Thanks for posting. Here is a summary someone wrote on the article:
“Timing is of the essence.
The digitization process results in a mirror image with an inverted sideband beyond the Nyquist point.
This 'negative' image must be filtered out from the reconstructed analog form. Even if it is well beyond the sonic range of human perception.
Having a sampling rate of 44.1KHz limits the waveform maximum frequency to be recorded to half the sampling rate which corresponds to 22.05 KHz maximum.
Way before that point, the ultrasonic sidebands must be filtered out.
Having such a steep 'brickwall' filter causes aberrations to the signal. These are termed ringing or echoes before and after the cutoff point.
Natural echoes occur after a signal. However when converted back from digital to analog via the Digital to Analog Converter (DAC) these ringing echoes also occur symmetrically before the moment the signal pulse happens. This causes a coloration to the reconstructed sound.
This phenomenon can me mitigated by sampling at higher frequencies thus requiring a much 'better sounding' gentle filter for the ultrasonic frequencies components.
Thus timing is everything, in the Universe and also audio.

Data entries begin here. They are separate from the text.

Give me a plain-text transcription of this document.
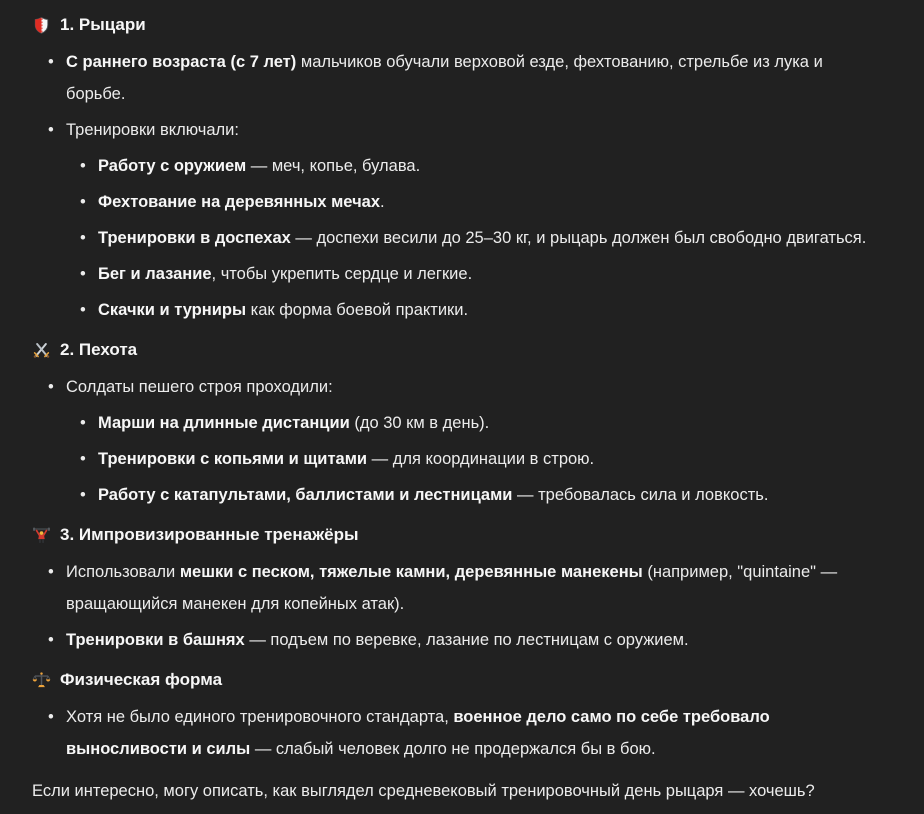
1. Рыцари
• С раннего возраста (с 7 лет) мальчиков обучали верховой езде, фехтованию, стрельбе из лука и борьбе.
• Тренировки включали:
• Работу с оружием — меч, копье, булава.
• Фехтование на деревянных мечах.
• Тренировки в доспехах — доспехи весили до 25–30 кг, и рыцарь должен был свободно двигаться.
• Бег и лазание, чтобы укрепить сердце и легкие.
• Скачки и турниры как форма боевой практики.
2. Пехота
• Солдаты пешего строя проходили:
• Марши на длинные дистанции (до 30 км в день).
• Тренировки с копьями и щитами — для координации в строю.
• Работу с катапультами, баллистами и лестницами — требовалась сила и ловкость.
3. Импровизированные тренажёры
• Использовали мешки с песком, тяжелые камни, деревянные манекены (например, "quintaine" — вращающийся манекен для копейных атак).
• Тренировки в башнях — подъем по веревке, лазание по лестницам с оружием.
Физическая форма
• Хотя не было единого тренировочного стандарта, военное дело само по себе требовало выносливости и силы — слабый человек долго не продержался бы в бою.

Если интересно, могу описать, как выглядел средневековый тренировочный день рыцаря — хочешь?
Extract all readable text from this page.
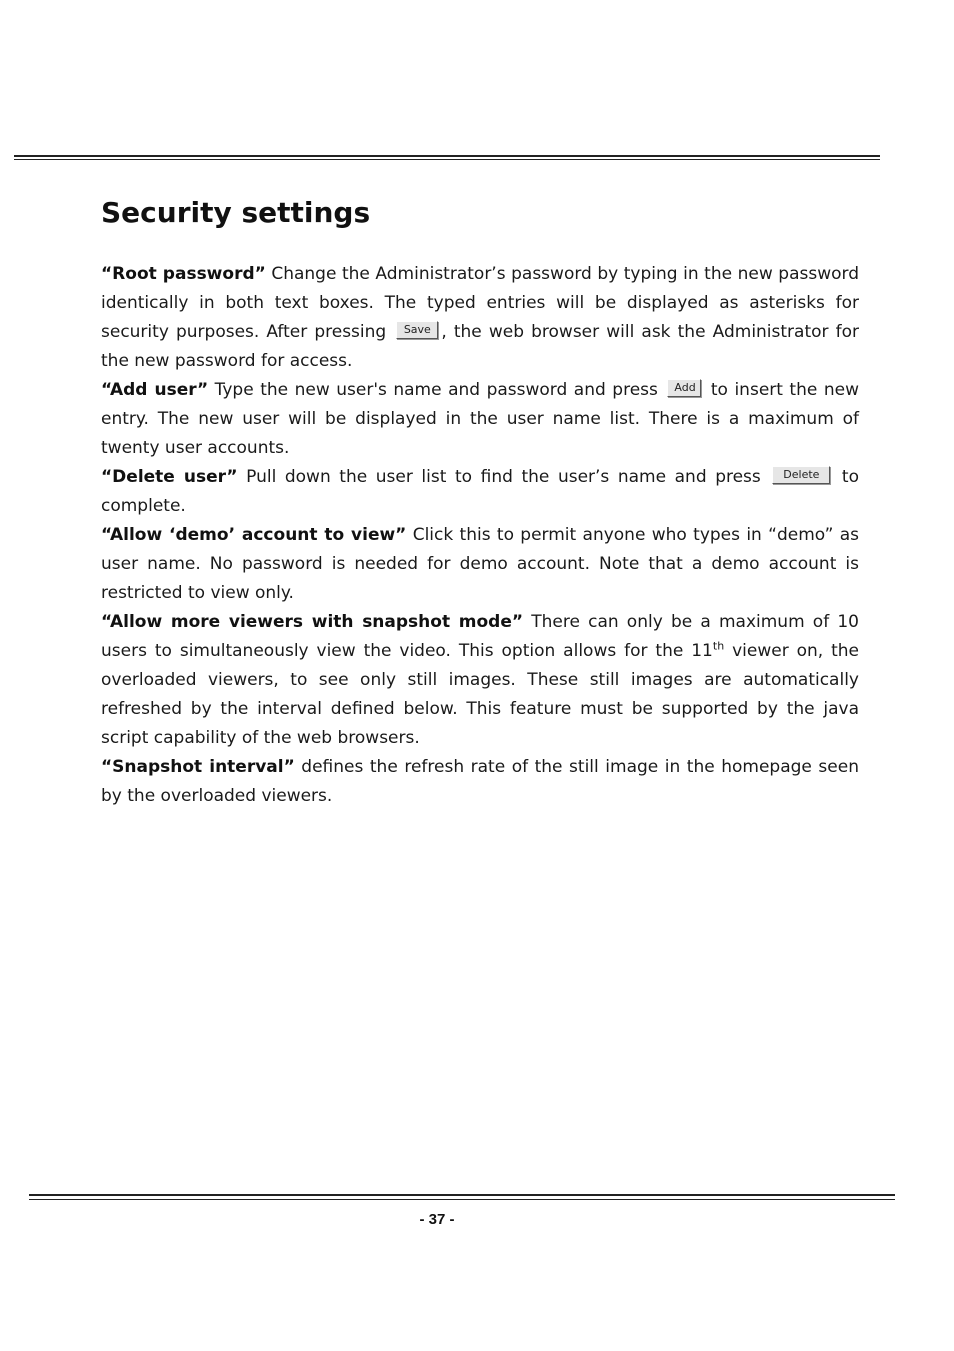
Security settings

“Root password” Change the Administrator’s password by typing in the new password identically in both text boxes. The typed entries will be displayed as asterisks for security purposes. After pressing Save , the web browser will ask the Administrator for the new password for access.

“Add user” Type the new user's name and password and press Add to insert the new entry. The new user will be displayed in the user name list. There is a maximum of twenty user accounts.

“Delete user” Pull down the user list to find the user’s name and press Delete to complete.

“Allow ‘demo’ account to view” Click this to permit anyone who types in “demo” as user name. No password is needed for demo account. Note that a demo account is restricted to view only.

“Allow more viewers with snapshot mode” There can only be a maximum of 10 users to simultaneously view the video. This option allows for the 11th viewer on, the overloaded viewers, to see only still images. These still images are automatically refreshed by the interval defined below. This feature must be supported by the java script capability of the web browsers.

“Snapshot interval” defines the refresh rate of the still image in the homepage seen by the overloaded viewers.

- 37 -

Takeaway: higher sampling rates sound better, due to the shifting of this Nyquist number way above human hearing bandwidth thus requiring less brickwall filters with a gentler slope to achieve the same results, with better (or less perceptible) audible ringing artifacts.
Excerpt:
In natural sound, echoes always occur after a sound—never before. This pre-echo is therefore unnatural; and while a continuous waveform will be reconstructed correctly, it is possible that the pre-echo might well be heard as a degradation with a discontinuous waveform, such as musical transients (see later).”